I.5. TUGAS DAN HAK GEREJA UNTUK MENGAJAR DI BIDANG SOSIAL.
Bisa dipertanyakan apakah Gereja punya hak untuk campur tangan
dalam masalah-masalah sosial? Sering terdengar kesan bahwa Gereja hanya berurusan dengan masalah rohani saja. Gereja tidak perlu campur tangan dalam masalah-masalah duniawi. Masalah sosial yang pada umumnya menyangkut sistem-sistem politik, ekonomi dan kemasyarakatan rupanya ada di luar tugas Gereja. Pertanyaan tersebut dijawab dengan mengatakan bahwa Gereja berkepentingaan terhadap keselamatan manusia.
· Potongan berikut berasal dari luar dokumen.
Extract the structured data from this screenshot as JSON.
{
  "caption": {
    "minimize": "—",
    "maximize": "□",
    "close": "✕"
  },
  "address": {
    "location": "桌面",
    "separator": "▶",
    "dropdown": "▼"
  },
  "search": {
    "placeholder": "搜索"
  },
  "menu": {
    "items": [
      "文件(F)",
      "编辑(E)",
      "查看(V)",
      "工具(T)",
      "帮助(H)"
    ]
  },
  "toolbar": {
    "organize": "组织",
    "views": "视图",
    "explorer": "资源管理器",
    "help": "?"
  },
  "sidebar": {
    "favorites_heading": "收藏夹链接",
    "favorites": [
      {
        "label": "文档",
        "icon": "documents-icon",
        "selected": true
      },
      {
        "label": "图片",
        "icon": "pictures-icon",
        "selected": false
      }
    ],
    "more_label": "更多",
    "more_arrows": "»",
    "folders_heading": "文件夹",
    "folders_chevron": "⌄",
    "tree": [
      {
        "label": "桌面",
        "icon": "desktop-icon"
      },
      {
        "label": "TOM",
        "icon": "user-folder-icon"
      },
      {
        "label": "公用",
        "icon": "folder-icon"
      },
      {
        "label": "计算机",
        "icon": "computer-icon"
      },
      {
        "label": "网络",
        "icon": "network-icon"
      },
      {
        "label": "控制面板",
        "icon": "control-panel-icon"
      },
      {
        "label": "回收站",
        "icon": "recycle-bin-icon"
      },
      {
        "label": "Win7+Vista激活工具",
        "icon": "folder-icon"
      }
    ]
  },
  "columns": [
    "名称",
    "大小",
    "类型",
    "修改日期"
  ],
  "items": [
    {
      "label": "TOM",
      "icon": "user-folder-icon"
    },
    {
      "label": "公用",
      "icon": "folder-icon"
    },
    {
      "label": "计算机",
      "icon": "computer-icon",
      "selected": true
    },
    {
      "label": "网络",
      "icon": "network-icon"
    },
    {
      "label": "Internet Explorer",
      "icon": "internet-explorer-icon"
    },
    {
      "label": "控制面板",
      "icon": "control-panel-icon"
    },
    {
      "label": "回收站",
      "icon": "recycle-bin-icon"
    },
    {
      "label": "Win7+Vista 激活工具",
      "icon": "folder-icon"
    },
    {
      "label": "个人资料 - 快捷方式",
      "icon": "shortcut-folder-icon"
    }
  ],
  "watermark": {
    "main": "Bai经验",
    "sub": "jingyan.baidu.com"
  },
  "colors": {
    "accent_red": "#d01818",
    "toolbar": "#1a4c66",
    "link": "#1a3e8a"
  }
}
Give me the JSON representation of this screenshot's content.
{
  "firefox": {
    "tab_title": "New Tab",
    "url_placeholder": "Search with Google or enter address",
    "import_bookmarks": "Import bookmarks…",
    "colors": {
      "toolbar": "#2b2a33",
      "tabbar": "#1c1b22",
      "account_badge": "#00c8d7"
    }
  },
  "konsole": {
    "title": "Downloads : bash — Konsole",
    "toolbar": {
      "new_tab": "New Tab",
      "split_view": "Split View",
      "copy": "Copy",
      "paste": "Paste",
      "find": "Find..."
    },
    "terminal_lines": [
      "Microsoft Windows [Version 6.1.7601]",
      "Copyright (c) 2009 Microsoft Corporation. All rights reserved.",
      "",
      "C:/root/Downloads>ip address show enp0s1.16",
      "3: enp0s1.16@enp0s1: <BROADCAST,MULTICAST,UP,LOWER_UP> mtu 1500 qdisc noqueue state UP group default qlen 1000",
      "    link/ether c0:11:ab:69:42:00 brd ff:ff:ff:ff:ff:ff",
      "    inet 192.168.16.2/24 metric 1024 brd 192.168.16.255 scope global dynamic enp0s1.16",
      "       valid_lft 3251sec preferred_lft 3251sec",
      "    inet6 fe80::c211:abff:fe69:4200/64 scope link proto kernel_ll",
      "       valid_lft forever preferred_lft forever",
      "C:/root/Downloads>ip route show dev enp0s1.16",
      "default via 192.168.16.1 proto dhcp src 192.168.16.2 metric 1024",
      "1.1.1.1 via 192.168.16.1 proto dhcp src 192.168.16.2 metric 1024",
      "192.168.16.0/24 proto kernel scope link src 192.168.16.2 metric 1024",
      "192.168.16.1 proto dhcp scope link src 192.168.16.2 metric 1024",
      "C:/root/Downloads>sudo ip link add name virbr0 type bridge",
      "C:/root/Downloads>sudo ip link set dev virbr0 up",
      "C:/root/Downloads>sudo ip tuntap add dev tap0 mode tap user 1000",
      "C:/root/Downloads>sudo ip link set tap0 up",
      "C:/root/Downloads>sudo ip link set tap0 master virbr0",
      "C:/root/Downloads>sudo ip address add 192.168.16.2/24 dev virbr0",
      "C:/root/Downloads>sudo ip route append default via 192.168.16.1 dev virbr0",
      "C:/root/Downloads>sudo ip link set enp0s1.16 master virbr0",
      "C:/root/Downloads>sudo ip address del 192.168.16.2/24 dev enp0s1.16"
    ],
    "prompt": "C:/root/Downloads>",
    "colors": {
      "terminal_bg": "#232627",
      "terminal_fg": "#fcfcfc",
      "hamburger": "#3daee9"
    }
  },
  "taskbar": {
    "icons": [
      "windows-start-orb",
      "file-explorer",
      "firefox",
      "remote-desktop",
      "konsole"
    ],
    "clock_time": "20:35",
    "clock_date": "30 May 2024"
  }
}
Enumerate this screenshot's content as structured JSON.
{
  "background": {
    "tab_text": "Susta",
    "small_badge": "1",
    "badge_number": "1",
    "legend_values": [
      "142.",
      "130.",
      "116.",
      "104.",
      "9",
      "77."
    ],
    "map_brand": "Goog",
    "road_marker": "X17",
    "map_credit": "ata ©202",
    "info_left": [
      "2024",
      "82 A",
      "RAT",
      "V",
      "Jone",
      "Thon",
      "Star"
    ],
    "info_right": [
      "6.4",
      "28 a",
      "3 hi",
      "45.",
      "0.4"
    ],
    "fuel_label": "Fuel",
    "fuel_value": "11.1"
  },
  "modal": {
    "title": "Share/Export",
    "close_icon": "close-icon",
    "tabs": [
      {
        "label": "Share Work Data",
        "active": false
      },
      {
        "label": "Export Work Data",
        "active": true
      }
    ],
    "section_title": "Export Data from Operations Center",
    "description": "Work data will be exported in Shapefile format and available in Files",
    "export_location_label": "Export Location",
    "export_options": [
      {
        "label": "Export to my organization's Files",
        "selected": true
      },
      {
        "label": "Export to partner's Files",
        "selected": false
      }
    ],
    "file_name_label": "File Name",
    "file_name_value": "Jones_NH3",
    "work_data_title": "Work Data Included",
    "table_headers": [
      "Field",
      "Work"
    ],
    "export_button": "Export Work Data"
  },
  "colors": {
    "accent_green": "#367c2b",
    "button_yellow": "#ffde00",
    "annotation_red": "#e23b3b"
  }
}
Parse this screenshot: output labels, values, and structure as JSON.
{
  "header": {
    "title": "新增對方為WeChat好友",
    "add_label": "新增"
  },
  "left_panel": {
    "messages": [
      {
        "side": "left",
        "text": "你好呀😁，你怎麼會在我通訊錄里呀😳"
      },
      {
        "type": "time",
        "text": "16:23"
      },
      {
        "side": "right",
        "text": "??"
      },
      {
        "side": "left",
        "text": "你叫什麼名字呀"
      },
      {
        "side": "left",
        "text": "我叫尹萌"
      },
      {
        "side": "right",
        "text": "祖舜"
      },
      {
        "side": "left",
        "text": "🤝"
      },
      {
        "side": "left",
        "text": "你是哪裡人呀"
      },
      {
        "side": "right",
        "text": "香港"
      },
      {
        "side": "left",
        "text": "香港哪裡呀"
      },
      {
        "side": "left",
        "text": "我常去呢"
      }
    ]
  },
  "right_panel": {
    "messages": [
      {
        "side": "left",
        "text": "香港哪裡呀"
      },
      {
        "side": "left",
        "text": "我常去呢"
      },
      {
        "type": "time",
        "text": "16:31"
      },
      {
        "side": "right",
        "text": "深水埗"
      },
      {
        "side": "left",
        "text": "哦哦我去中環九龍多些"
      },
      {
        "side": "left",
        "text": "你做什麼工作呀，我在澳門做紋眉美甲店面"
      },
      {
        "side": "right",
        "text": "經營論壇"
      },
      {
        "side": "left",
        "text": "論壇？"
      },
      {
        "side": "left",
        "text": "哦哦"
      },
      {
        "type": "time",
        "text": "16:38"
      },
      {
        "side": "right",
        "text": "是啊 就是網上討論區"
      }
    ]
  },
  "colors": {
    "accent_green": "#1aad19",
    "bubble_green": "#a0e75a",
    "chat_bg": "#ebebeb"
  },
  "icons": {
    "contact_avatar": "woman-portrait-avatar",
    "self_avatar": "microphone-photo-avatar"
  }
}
Keselamatan manusia sudah mulai diwujudkan di dunia ini dalam bentuk suatu kehidupan bersama yang damai sejahtera. Oleh sebab itu, Gereja berhak untuk campur tangan di bidang kehidupan yang bersangkut-paut dengan nasib manusia. Karena pada hakekatnya, Gereja dan Negara adalah untuk melayani setiap orang dalam masyarakat dan dalam Umat. Lebih jauh lagi hak Gereja untuk mengajar di bidang sosial berkaitan erat dengan misinya yang diterimanya dari Yesus Kristus. ASG berpusat pada pribadi manusia sebagai person individual dan sosial. Dan Gereja percaya bahwa nasib manusia sebagai person individual dan sosial tersebut berkaitan erat dengan Yesus Kristus. "Gereja tidak bisa mengabaikan manusia, karena nasib setiap manusia, yaitu kelahiran dan kematiannya, pilihan hidup dan panggilannya, keselamatan atau kebinasaannya yang kakal berkaitan erat dengan Yesus Kristus. Oleh karena itu, manusia adalah jalan pertama yang harus dilalui Gereja dalam melaksanakan misinya. Manusia adalah jalan pertama dan utama Gereja, karena Kristus sendiri telah melewatinya dalam inkarnasi dan penebusan." (Redemptor Hominis, no.14). Gereja percaya bahwa di dalam Kristus terdapat jawaban atas misteri kehidupan manusia. Oleh sebab itu persoalan manusia tidak bisa dilepaskan dari Yesus Kristus. Dan Gereja diutus untuk mewartakan Yesus Kristus sebagai jalan keselamatan. Berdasarkan keyakinan tersebut, Gereja merasa punya hak dan tugas untuk campur tangan terhadap masalah kehidupan manusia, termasuk di bidang sosial. Gereja ingin bekerja sama dengan setiap pemerintahan di dunia ini untuk melayani kepentingan manusia.